CHASIcast voice-over
Coming up, on the CHASIcast…

Linda Pardy
When I work with students, the reassuring part is, people have done this. People are doing this. I can do it too. And career mapping says, Here are the steps

CHASIcast voice-over
CHASI researchers’ new tool for exploring career paths, as explained by two students preparing for graduation.

Mayu Ochi
It’s really overwhelming to think about, but career mapping gives you the very clear picture of how your education skills or big interests can all connect at one point.

CHASIcast voice-over
From UFV’s Community Health and Social Innovation Hub, this is the CHASIcast, a program dedicated to bringing experts and insights to the issues that shape our lives, because Words Have to Matter. Now, here’s your guest host, CHASI researcher, Dr. Linda Pardy.

Linda Pardy
Hi everyone. I’m Linda Pardy, and I’m with the Career and Learning for Life Consortium within CHASI. I’m excited today to be doing this podcast so we can talk about career, education and life, and introduce our new career mapping project, which is an interactive career pathway tool. It’s designed to help all liberal arts students demystify that they’re not going to be just serving coffee, that they’re definitely going to be having multiple career options and a very vibrant future.

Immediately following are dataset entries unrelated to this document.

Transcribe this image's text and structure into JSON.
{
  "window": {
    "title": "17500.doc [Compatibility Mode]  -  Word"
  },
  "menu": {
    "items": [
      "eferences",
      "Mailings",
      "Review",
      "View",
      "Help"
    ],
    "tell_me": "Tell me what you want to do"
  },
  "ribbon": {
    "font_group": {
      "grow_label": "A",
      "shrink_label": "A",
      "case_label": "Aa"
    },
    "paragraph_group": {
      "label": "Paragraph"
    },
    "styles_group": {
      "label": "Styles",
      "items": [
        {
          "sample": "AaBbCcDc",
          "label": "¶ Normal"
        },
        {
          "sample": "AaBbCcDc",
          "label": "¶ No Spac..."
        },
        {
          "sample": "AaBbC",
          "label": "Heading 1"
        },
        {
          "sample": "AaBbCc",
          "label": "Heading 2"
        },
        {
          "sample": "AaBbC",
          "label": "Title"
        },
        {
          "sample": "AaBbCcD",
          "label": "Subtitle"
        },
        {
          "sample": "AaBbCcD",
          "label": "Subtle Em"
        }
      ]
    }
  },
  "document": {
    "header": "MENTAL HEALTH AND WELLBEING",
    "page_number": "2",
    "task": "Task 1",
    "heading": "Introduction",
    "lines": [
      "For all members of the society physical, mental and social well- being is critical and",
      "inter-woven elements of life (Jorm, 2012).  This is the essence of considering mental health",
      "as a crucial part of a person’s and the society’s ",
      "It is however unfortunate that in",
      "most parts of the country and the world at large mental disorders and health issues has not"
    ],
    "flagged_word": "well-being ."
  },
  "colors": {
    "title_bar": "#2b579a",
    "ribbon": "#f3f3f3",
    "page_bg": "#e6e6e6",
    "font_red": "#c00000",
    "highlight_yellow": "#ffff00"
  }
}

I’m excited today to have with me, students and research assistants within CHASI, and they’re going to talk to us a little bit. We’re just gonna have a dialogue actually, and talk about career mapping and the things that we think that students and faculty might find interesting. So you could, you introduce yourself a little bit and tell our listeners, like your background?

Mayu Ochi
Sure. So I’m, I’m Mayu, and I’m from, I’m international student from Japan, and I’m studying economics at UFV right now, and I’m in my fourth year, so the last, no, the next semester gonna be my last.

Linda Pardy
Nice. Welcome, and thank you for taking time to do this with us. It’s really helpful.

Mayu Ochi
Absolutely

Linda Pardy
Ava?

Ava Hedblom
Hi. I’m Ava, and I’m also, in my last year of my program in communications, with a minor in media and communications, and I am just a domestic student here from Abbotsford. And thank you for having me today.

Linda Pardy
There’s no “just”, there’s no “just”, you are Ava, oh, there we go. That’s awesome. Okay, so I gave you the link to career mapping just before it kind of was getting launched. What did you think?

Mayu Ochi
So, I found a career mapping really insightful and helpful, especially to me as a student was going to graduate soon. So, career mapping gave me the more variations, or the options that I could go with my degree. And then there’s some careers that I’ve never thought of, or that my degree would relate to? So there’s so many careers that I can go with my degree, and it’s so interesting to explore all of them.

Linda Pardy
Ava, when you first opened it up, and what did you like?

Ava Hedblom
I loved how honestly, easy to navigate it was. Like, immediately you see the search section and you put your I was like, let me just do that. I just, it just made me I’m curious to learn about what I could do. Because when you are a communications student, like, you ask throughout your the years, like, what? What can I do? Like, what can my career? And you always get a list that can be journalism, writing or communications officer. It’s broad, so you’re almost like, what you know? What could I what could work for me? What could I really go into that works, it aligns with my values and like as a student. But also, what am I interested in? What am I curious about?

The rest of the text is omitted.